Nutritional Information on Steel-Cut Oats Vs. Other Oatmeal

All oatmeal starts as whole groat oats, which are then processed to varying degrees. The process begins with heating and cooling the oat groats to help give them a nutty flavor. After this, oat groats are processed into ground groats, steel-cut oats, old-fashioned rolled oats, quick-cooking oats and instant oatmeal. Overall, oatmeal is one of the healthier breakfast items you can consume, but there are differences in nutrition with steel-cut oats compared to other varieties.

A large bowl of oatmeal. (Image: Evna11/iStock/Getty Images)

Glycemic Index

Steel-cut oats are made by cutting whole oat groats two or three times. The cut pieces of groats are neither steamed nor rolled. Since they do not go through this process, they are more intact than thick-rolled or instant oats. This causes steel-cut oats to have more surface area, which slows digestion. A larger surface area causes the stomach to work longer to break down steel-cut oats. The glycemic index, a measurement of the rise in blood sugar, is only 42 for steel-cut oats compared with 66 for instant oatmeal.

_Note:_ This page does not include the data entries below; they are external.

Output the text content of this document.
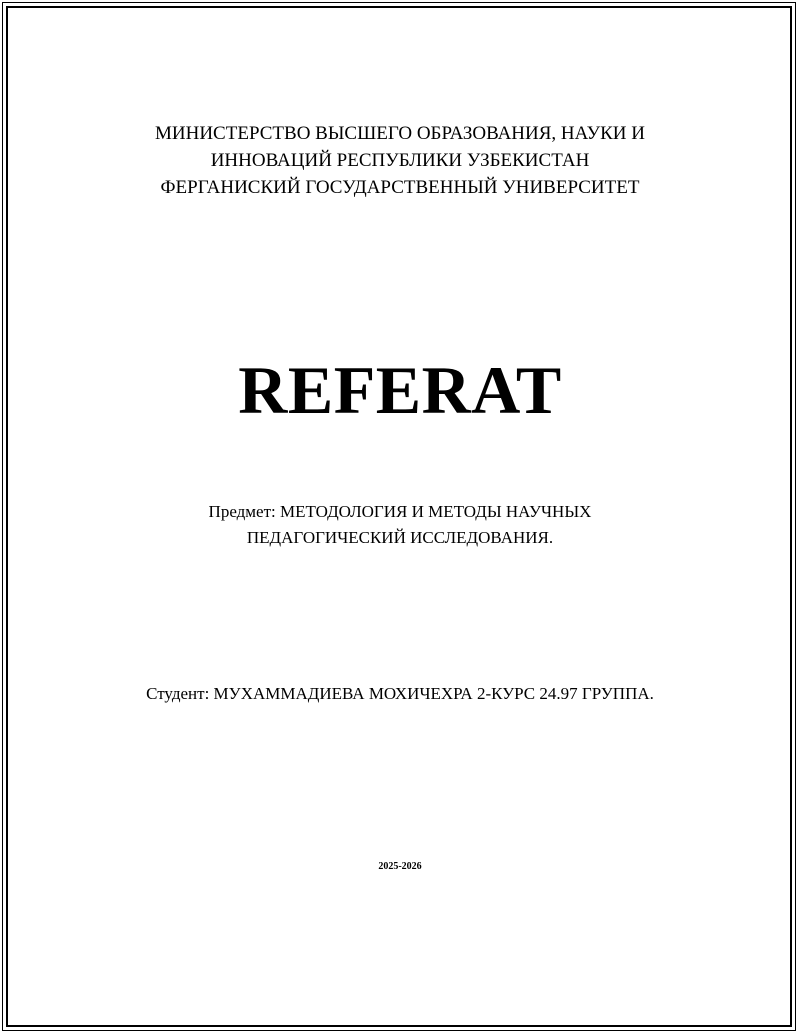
МИНИСТЕРСТВО ВЫСШЕГО ОБРАЗОВАНИЯ, НАУКИ И
ИННОВАЦИЙ РЕСПУБЛИКИ УЗБЕКИСТАН
ФЕРГАНИСКИЙ ГОСУДАРСТВЕННЫЙ УНИВЕРСИТЕТ
REFERAT
Предмет: МЕТОДОЛОГИЯ И МЕТОДЫ НАУЧНЫХ
ПЕДАГОГИЧЕСКИЙ ИССЛЕДОВАНИЯ.
Студент: МУХАММАДИЕВА МОХИЧЕХРА 2-КУРС 24.97 ГРУППА.
2025-2026
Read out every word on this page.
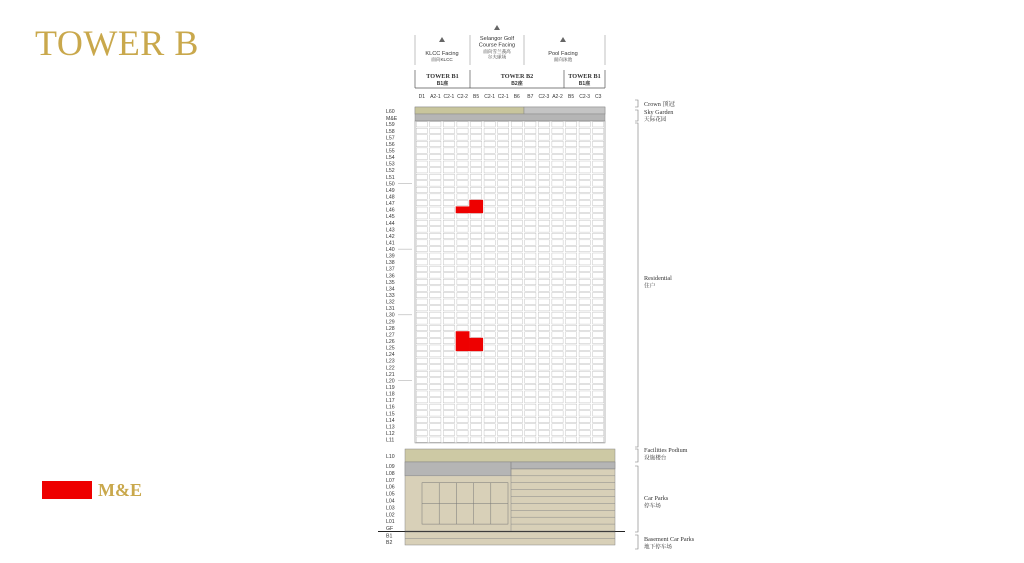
TOWER B
M&E
KLCC Facing
面向KLCC
Selangor Golf
Course Facing
面向雪兰莪高
尔夫球场	Pool Facing
面向泳池
TOWER B1
B1座
TOWER B2
B2座
TOWER B1
B1座
D1 A2-1 C2-1 C2-2 B5 C2-1 C2-1 B6 B7 C2-3 A2-2 B5 C2-3 C3
L60
M&E
L59
L58
L57
L56
L55
L54
L53
L52
L51
L50
L49
L48
L47
L46
L45
L44
L43
L42
L41
L40
L39
L38
L37
L36
L35
L34
L33
L32
L31
L30
L29
L28
L27
L26
L25
L24
L23
L22
L21
L20
L19
L18
L17
L16
L15
L14
L13
L12
L11
L10
L09
L08
L07
L06
L05
L04
L03
L02
L01
GF
B1
B2
Crown 顶冠
Sky Garden
天际花园
Residential
住户
Facilities Podium
设施楼台
Car Parks
停车场
Basement Car Parks
地下停车场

Oatmeal in general is a good source of B vitamins and vitamin E. Both vitamin groups act as antioxidants and help support healthy cell function. Additionally, steel-cut oats contain calcium, iron, protein and potassium. Calcium and potassium help support healthy blood pressure. Although steel-cut oats are processed less than other varieties, they contain only slightly more nutrients. Steel-cut oats do have more protein and calcium than old-fashioned and instant oats do.


Fiber helps you control your blood sugar levels and can provide satiety after a meal. Steel-cut oats have twice the amount of fiber per 1/4 cup than old-fashioned or instant oats have. Every 1/4 cup of steel-cut oats you eat provides you with 4 grams of fiber. Steel-cut oats can help you reach your daily goal of 25 to 30 grams of fiber, as recommended by the Academy of Nutrition and Dietetics.

Cooking Time vs. Nutrition

Steel-cut oats take longer to cook than other varieties with the exception of whole groats. On average, steel-cut oats take around 20 more minutes to cook than rolled oats. Instant oats may take as little as one minute to cook. Soaking steel-cut oats the night before can reduce the cooking time in the morning.